DARA - Badan Pengurus Cabang Himpunan Pengusaha Muda Indonesia (BPC HIPMI) meneken kesepakatan kerjasama dengan Wakaf Salman ITB dalam optimalisasi potensi wakaf. 

 

Nota kesepahaman itu ditandatangani oleh Ketua Umum BPC HIPMI Kota Bandung Ibrahim Imaduddin Islam dan Waqf Development Manager Wakaf Salman ITB Ryan Faisal dalam acara buka bersama BPC HIPMI Kota Bandung di El Royale Hotel, Kota Bandung, Minggu (8/3/2026).

 

"Jika bicara kita sebagai pengusaha, hampir pasti semuanya butuh modal. Ada momen di mana akhirnya kita waktu itu kami kita ketemu dengan Wakaf Salman.

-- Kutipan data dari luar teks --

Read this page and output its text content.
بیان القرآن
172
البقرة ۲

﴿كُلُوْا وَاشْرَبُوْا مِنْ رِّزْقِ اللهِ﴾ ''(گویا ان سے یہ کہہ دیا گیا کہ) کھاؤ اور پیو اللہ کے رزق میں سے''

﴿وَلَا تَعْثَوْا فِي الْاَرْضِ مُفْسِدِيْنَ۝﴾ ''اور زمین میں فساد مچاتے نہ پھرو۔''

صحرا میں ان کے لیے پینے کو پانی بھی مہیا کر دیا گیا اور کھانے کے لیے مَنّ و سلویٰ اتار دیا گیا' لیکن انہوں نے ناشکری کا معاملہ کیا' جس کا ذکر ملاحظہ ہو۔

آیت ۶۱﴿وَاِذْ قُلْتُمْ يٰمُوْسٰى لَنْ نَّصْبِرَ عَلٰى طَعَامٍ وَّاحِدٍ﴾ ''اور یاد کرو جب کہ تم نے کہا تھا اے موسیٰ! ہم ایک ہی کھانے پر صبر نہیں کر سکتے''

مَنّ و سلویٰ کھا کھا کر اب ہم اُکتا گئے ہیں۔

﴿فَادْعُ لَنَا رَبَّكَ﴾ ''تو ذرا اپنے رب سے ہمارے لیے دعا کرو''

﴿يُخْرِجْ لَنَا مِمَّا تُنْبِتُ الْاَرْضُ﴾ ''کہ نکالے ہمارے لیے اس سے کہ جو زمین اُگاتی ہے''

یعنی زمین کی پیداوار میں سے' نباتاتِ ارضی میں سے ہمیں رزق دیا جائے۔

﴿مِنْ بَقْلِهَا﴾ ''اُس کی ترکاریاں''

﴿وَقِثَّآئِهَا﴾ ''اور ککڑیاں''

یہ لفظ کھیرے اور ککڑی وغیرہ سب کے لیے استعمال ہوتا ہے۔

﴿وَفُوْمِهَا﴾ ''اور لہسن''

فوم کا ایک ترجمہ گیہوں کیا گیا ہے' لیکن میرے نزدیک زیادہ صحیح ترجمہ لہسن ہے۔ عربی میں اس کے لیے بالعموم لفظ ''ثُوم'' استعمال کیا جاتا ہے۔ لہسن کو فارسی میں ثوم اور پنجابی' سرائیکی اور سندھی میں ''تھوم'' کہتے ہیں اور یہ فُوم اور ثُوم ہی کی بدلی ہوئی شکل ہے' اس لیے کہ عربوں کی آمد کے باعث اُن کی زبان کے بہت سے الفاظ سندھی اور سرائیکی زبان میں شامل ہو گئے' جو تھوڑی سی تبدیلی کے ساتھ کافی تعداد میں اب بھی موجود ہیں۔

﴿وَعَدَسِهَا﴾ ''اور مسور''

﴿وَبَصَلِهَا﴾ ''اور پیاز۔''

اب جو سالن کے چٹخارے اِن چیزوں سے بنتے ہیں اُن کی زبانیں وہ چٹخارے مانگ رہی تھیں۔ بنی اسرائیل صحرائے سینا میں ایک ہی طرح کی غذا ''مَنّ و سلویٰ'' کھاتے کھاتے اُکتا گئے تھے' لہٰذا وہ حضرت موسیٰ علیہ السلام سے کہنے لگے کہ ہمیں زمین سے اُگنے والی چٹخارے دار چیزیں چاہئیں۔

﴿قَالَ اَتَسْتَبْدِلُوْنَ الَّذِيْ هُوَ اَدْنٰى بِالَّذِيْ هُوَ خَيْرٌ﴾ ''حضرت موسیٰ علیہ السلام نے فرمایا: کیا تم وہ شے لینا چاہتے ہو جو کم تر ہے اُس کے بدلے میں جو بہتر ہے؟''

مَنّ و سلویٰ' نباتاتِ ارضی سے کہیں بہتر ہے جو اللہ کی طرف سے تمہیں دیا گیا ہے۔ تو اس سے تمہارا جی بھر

Ternyata ada yang menarik. Jadi, pada saat akhirnya kita butuh akses ke modalan, ternyata bisa juga dengan menggunakan dana wakaf," ujar Ibrahim.

 

Selain itu, kata Ibrahim, rekan pengusaha juga bisa menyalurkan wakafnya lewat deviden melalui Wakaf Salman.

 

"Pada saat kita bicara bulan Ramadan, maka temanya kita berderma. Ternyata kita bisa berwakaf tidak hanya melalui apa penggunaan uang, tapi juga bisa dengan saham perusahaan yang setiap tahun ada devidennya," turur Ibrahim.

 

Sementara itu Waqf Development Manager Wakaf Salman ITB Ryan Faisal menjelaskan, kerja sama ini dilandasi oleh kesamaan visi antara Wakaf Salman dan HIPMI Kota Bandung dalam mengoptimalkan potensi wakaf produktif sebagai instrumen pembangunan ekonomi umat. 

 

"Wakaf tidak hanya dipahami sebagai aset statis seperti tanah atau bangunan, tetapi juga dapat dikembangkan dalam bentuk wakaf produktif yang memberikan manfaat ekonomi berkelanjutan bagi masyarakat," ujar Ryan.

 

Dalam konteks tersebut, lanjut Ryan, para pengusaha muda yang tergabung dalam HIPMI memiliki potensi besar untuk berkontribusi melalui inovasi skema wakaf modern, termasuk wakaf dari sebagian keuntungan usaha maupun wakaf saham. 

 

"Beberapa bentuk kerja samanya para anggota HIPMI didorong untuk menyalurkan wakaf dalam bentuk sebagian keuntungan usaha, dividen perusahaan, maupun skema wakaf saham yang dikelola secara profesional oleh Wakaf Salman," paparnya.

 

Disinggung soal pemanfaatan dana wakaf sebagai instrumem modal usaha, Ryan mrnjelaskan akses pembiayaan bagi pelaku usaha tidak dilakukan secara langsung dalam bentuk pemberian modal dari dana wakaf, melainkan melalui skema yang terstruktur dan sesuai regulasi.

 

Salah satu skema yang memungkinkan adalah melalui kolaborasi dengan lembaga keuangan syariah, seperti BPRS Al Salaam yang merupakan mitra Wakaf Salman. Dalam skema ini, dana wakaf dapat dimanfaatkan sebagai bagian dari ekosistem pembiayaan produktif, misalnya melalui model pembiayaan syariah seperti mudharabah, musyarakah, atau qardhul hasan bagi usaha yang memenuhi kriteria tertentu.

 

"Dengan pendekatan ini, para anggota HIPMI tetap memiliki peluang mengakses pembiayaan untuk pengembangan usaha, sementara dana wakaf tetap terjaga keberlanjutannya dan terus memberikan manfaat bagi masyarakat luas," jelasnya.

 

Ketua Badan Semi Otonom HIPMI Syariah Kota Bandung Mohamad Hamzah Nurfalah menuturkan Wakaf Salman dipilih lantaran punya reputasi positif dalam pengelolaan dana wakaf selama satu dekade terakhir.

 

"Sudah banyak perusahaan skala nasional yang memercayakan pengelolaan dana wakafnya kepada badan wakaf Salman," ujarnya.

 

Dalam proses kurasi pengusaha yang membutuhkan modal, pihak HIPMI dan Wakaf Salman akan memulai dengan mengevaluasi proposal bisnis, melakukan peninjauan usaha dan pengalaman usaha, penilaian aset penjaminan, dan yang terpenting adalah karakter pengusaha tersebut. 

 

"HIPMI kota bandung akan menjadi mitra badan wakaf salman untuk menentukan lolos tidaknya proposal tidak hanya dari aspek feasibilty proposal, tapi juga aspek karakter," jelasnya.